President Nkurunziza urged the international community to stay out of the issue and let the government and people of Burundi reach a sovereign decision.
Not long after Burundi’s elections in July 2015, President Museveni of Uganda told a visiting Kenyan delegation, including Kenya’s president Uhuru Kenyatta, that Uganda had gotten rid of term limits.
In Burundi, just like in Uganda, control over both state and non-state instruments of violence by the incumbent is the single most important factor in the enforcement of the leaders’ insistence on third and more terms.
Although divisions existed among the military ranks in Burundi, leading to the coup attempt, president Nkurunziza appeared to have succeeded in consolidating military support.
The ruling CNDD-FDD party youth wing, the imbonerakure, sustained intimidation and violence against individuals and groups opposed to the president’s third term manoeuvres.
Additionally, the president relied heavily on his rural support base, casting opposition as urban-based. However, repression of civil society organizations and the media prevented possible popular campaign and mass nationwide revolt.
The East African Community (EAC) and the African Union (AU) missed momentous opportunities to strengthen the governance agenda in the region and the continent.
In the summits held by both the EAC and the AU over/during the Burundi crisis, no strong and/or clear position was taken against extension of presidential terms.
At the EAC, three out of the five partner states – Burundi, Rwanda and Uganda – have abandoned the practice of presidential term limits.
This partly explains the EAC’s inability to make a strong pronouncement on the matter.
Similarly, the AU is hindered from decisive action on presidential term limits by the presence of many member states (and individual leaders) that have either scrapped off term limits from national constitutions or contemplate doing so.
Ironically, the AU Charter on Democracy, Elections and Governance reigns.

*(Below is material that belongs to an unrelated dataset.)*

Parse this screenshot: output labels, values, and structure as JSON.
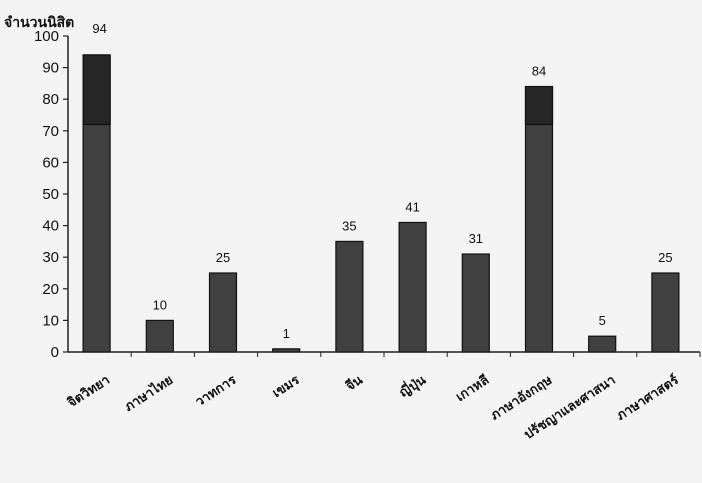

The AU suspends the membership of countries where coups occur and refuses to recognise regimes that come to power through such coups.
That is a commendable ideal. Yet the AU has not taken a strong stance against extension of presidential term limits.
There is more to it than rule establishment against term extensions. As the case of Burundi has shown, two other governance dimensions are key to building inhibitions and responses to term extensions at the national level. I
n the first place, safeguarding people’s individual and collective rights and political freedoms. Secondly, promotion of free media and civil society.
Although the civil society and media in Burundi mounted forceful resistance to president Nkurunziza’s plans, the eventuality of a Nkurunziza third term is partly attributable to the limitations in the two sectors.